# Show that this language cannot be accepted by a deterministic push-down automaton [duplicate]

How do you show that there exists no DPDA that accepts $L = \{0^n1^n \} \cup \{ 0^n1^{2n}\}$ ?

## marked as duplicate by Tara B, Amzoti, Davide Giraudo, Brian M. Scott, Dominic MichaelisApr 12 '13 at 21:52

There are similar arguments, also related to the fact that on an input string a DPDA has (at most) one computation (ignoring possible sequences of lambda transitions at the end). As an example, $\{ a^nb^m \mid n\ge 1, m=n \mbox{ or } m=2n \}$ is not DCFL; which is seen as follows.
Assume it is.
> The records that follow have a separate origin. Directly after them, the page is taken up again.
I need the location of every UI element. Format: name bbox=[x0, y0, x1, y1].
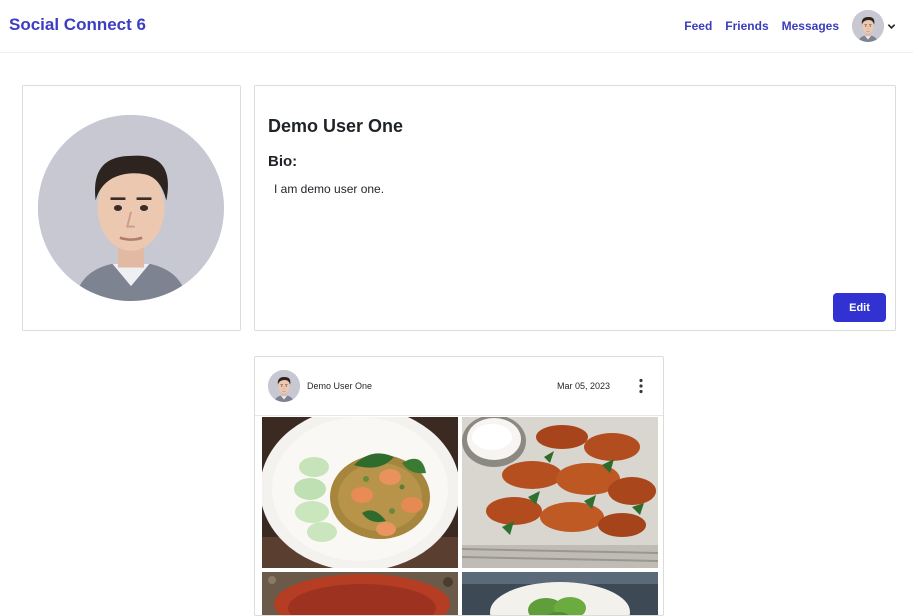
nav-links: Feed Friends Messages bbox=[684, 19, 839, 33]
top-navbar: Social Connect 6 Feed Friends Messages bbox=[0, 0, 913, 53]
post-author-name[interactable]: Demo User One bbox=[307, 381, 372, 391]
bio-heading: Bio: bbox=[268, 153, 298, 170]
post-header: Demo User One Mar 05, 2023 bbox=[255, 357, 663, 416]
nav-link-feed[interactable]: Feed bbox=[684, 19, 712, 33]
salad-plate-photo[interactable] bbox=[462, 572, 658, 615]
bio-text: I am demo user one. bbox=[274, 182, 385, 196]
brand-logo-link[interactable]: Social Connect 6 bbox=[9, 15, 146, 35]
profile-user-name: Demo User One bbox=[268, 116, 404, 136]
account-menu-toggle[interactable] bbox=[852, 10, 898, 42]
edit-profile-button[interactable]: Edit bbox=[833, 293, 886, 322]
profile-avatar-card bbox=[22, 85, 241, 331]
post-author-avatar[interactable] bbox=[268, 370, 300, 402]
chicken-wings-photo[interactable] bbox=[462, 417, 658, 568]
more-vertical-icon[interactable] bbox=[634, 377, 648, 395]
red-bowl-photo[interactable] bbox=[262, 572, 458, 615]
post-date: Mar 05, 2023 bbox=[557, 381, 611, 391]
post-card: Demo User One Mar 05, 2023 bbox=[254, 356, 664, 616]
profile-info-card: Demo User One Bio: I am demo user one. E… bbox=[254, 85, 896, 331]
chevron-down-icon[interactable] bbox=[887, 22, 896, 31]
nav-link-messages[interactable]: Messages bbox=[782, 19, 839, 33]
shrimp-rice-plate-photo[interactable] bbox=[262, 417, 458, 568]
nav-avatar[interactable] bbox=[852, 10, 884, 42]
profile-avatar bbox=[38, 115, 224, 301]
nav-link-friends[interactable]: Friends bbox=[725, 19, 768, 33]
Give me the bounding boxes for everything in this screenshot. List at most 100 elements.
Consider a computation of its DPDA $\cal A$ on input $a^nb^{2n}$. As $a^nb^n$ belongs to the language, the computation must enter a final state halfway the $b$'s. Now rewrite $\cal A$ such that from the first final state entered we move to a copy of $\cal A$ where all letters $b$ are changed into $c$. Only keep final states in this copy that are reached after reading at least one $c$. Then the new automaton will accept $\{ a^nb^nc^n \mid n\ge 1 \}$, which (we know) is not context-free. Contradiction, $\cal A$ cannot exist.